State auditors found that the State Mental Health Administration found that the MHA failed to:
- Keep documentation showing patients who received over $16 million in mental health services were eligible
- Assure timely reviews/audits of provider claims and perform regular bank reconciliations
- Maintain adequate security over computers and sensitive patient data
- Keep adequate internal control over cash receipts
- The Mental Health Administration delivers comprehensive care, treatment, and rehabilitation of individuals with mental illnesses, either through a network of hospital facilities operated by MHA or through community service agencies. MHA spent $788 million during fiscal year 2013.
MHA receives funding from multiple federal and state sources and each funding source can have different eligibility rules. Because of this, MHA must keep detailed records about patients so the funding source is correctly matched to each patient service.
Eligibility documentation missing; important statistics not kept
MHA utilizes an Administrative Services Organization (ASO) to review its mental health services. During fiscal 2013, the ASO paid approximately $16.4 million of State funds for “uninsured” patient care, without keeping documentation showing patients were eligible for the mental health services they received.
The documentation is important because it is the basis for determining who ultimately pays for care: the state, federal government or the individual. This finding was repeated from the previous audit.
In addition, the ASO is required to periodically examine selected providers and supporting documents supporting claims to see if the process is adequate.

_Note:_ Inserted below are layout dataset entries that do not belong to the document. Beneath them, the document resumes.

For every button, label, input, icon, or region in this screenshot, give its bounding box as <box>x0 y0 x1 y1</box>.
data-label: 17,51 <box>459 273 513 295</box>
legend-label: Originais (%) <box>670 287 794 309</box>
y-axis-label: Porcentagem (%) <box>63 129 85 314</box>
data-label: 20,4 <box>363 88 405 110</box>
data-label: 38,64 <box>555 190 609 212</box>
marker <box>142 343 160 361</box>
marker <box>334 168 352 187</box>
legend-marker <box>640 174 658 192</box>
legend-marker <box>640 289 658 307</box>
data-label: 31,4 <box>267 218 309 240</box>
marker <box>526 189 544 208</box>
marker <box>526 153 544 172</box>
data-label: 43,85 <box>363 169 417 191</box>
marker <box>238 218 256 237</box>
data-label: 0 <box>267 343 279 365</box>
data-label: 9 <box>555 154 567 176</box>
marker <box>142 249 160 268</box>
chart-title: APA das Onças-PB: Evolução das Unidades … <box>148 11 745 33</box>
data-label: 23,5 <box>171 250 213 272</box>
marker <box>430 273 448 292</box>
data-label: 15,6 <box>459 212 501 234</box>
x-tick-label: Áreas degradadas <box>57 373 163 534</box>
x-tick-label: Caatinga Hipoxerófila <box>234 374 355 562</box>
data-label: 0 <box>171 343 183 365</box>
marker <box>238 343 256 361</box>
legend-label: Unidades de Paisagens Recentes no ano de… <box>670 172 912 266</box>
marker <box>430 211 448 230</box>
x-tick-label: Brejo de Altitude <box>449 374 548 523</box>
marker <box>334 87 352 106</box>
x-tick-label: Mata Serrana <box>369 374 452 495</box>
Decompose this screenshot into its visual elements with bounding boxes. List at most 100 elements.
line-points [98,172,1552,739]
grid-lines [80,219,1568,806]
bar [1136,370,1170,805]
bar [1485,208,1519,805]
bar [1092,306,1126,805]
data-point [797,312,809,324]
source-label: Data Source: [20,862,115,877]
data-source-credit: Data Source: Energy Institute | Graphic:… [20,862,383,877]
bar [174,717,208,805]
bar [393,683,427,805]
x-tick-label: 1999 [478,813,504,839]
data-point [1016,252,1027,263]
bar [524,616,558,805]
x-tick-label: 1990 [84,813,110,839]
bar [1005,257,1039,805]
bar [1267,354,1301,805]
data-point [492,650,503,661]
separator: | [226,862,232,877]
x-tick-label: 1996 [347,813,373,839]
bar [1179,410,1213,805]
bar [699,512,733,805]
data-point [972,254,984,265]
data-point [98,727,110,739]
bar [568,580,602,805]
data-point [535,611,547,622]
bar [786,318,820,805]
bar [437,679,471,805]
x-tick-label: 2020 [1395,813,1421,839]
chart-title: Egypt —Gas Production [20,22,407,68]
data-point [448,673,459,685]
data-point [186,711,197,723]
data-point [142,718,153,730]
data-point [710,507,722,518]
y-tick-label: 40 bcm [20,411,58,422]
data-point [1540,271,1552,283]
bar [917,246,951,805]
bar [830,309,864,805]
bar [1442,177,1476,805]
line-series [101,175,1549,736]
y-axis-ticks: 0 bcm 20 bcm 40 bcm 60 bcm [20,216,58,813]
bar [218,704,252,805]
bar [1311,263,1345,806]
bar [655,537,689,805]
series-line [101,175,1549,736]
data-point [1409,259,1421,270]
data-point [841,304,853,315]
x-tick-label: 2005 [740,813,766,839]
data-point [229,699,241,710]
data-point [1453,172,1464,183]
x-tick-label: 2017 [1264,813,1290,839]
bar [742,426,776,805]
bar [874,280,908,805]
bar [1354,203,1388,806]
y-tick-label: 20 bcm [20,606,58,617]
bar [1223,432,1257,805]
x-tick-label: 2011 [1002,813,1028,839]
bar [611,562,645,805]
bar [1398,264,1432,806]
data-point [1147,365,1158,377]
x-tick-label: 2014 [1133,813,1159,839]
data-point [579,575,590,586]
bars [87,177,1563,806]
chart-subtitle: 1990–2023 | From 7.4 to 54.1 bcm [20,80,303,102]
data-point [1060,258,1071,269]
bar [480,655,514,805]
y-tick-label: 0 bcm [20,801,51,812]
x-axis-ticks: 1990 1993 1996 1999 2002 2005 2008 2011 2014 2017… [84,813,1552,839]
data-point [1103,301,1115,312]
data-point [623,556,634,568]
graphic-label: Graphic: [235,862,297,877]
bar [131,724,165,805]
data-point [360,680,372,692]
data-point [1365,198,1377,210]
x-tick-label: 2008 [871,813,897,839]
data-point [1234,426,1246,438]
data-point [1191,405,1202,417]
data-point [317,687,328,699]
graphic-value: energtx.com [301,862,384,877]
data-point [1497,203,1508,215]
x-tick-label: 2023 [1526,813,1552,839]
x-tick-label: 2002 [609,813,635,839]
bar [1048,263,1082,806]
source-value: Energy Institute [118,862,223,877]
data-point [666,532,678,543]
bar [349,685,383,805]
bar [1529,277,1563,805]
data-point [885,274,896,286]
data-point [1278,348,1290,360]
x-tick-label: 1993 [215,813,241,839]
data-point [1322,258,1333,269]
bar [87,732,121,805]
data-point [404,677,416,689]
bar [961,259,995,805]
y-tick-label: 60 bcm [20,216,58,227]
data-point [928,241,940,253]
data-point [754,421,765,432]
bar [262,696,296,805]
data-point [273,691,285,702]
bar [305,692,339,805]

However, the ASO didn’t target its examinations to a particular kind of claims (uninsured coverage.) Therefore, critical statistics to measure performance related to those claims were not kept.
Untimely audits and bank reconciliations
MHA hired an accounting firm to conduct quarterly independent reviews of provider claims and reconcile a bank account owned by the state and then issue reports of its findings. The Office of Legislative Audits found the quarterly reports were chronically late; from one year to 21 months. These reporting delays adversely affected MHA’s monitoring of the ASO’s payment and reconciliation duties.
Inadequate security over sensitive information
The ASO’s computer system contains typical demographic information for MHA’s beneficiaries, including name, social security number, address, and date of birth. The system also keeps sensitive personal health information, including medical diagnosis codes, prescribed medications, and physician assessments of patient risks, impairments, and substance abuse. OLA found:
Several unnecessary and insecure connections were allowed into portions of the ASO’s internal network, thereby placing various network devices at risk.
Ineffective intrusion detection associated with encrypted data transmitted over 61 ASO internal network addresses.
Third-party networks had unnecessary access to almost all destinations on the ASO internal network via all ports.
Personally Identifiable Information (PII) was not protected against unauthorized use and fraud.
Access to PII wasn’t limited based on a need-to-know principle. Thus, users had unnecessary read and modification access to certain critical ASO files containing sensitive PII for Maryland Medicaid enrollees.
Control over cash receipts needs improvement
MHA did not verify that collections received through the mail, which totaled approximately $741,000 during fiscal year 2013, were forwarded to and received by DHMH’s general accounting unit for deposit. Also, collections received at MHA’s Crownsville Hospital Center were not adequately controlled and verified. These collections totaled approximately $251,000 during fiscal year 2013. This finding was repeated from the previous audit.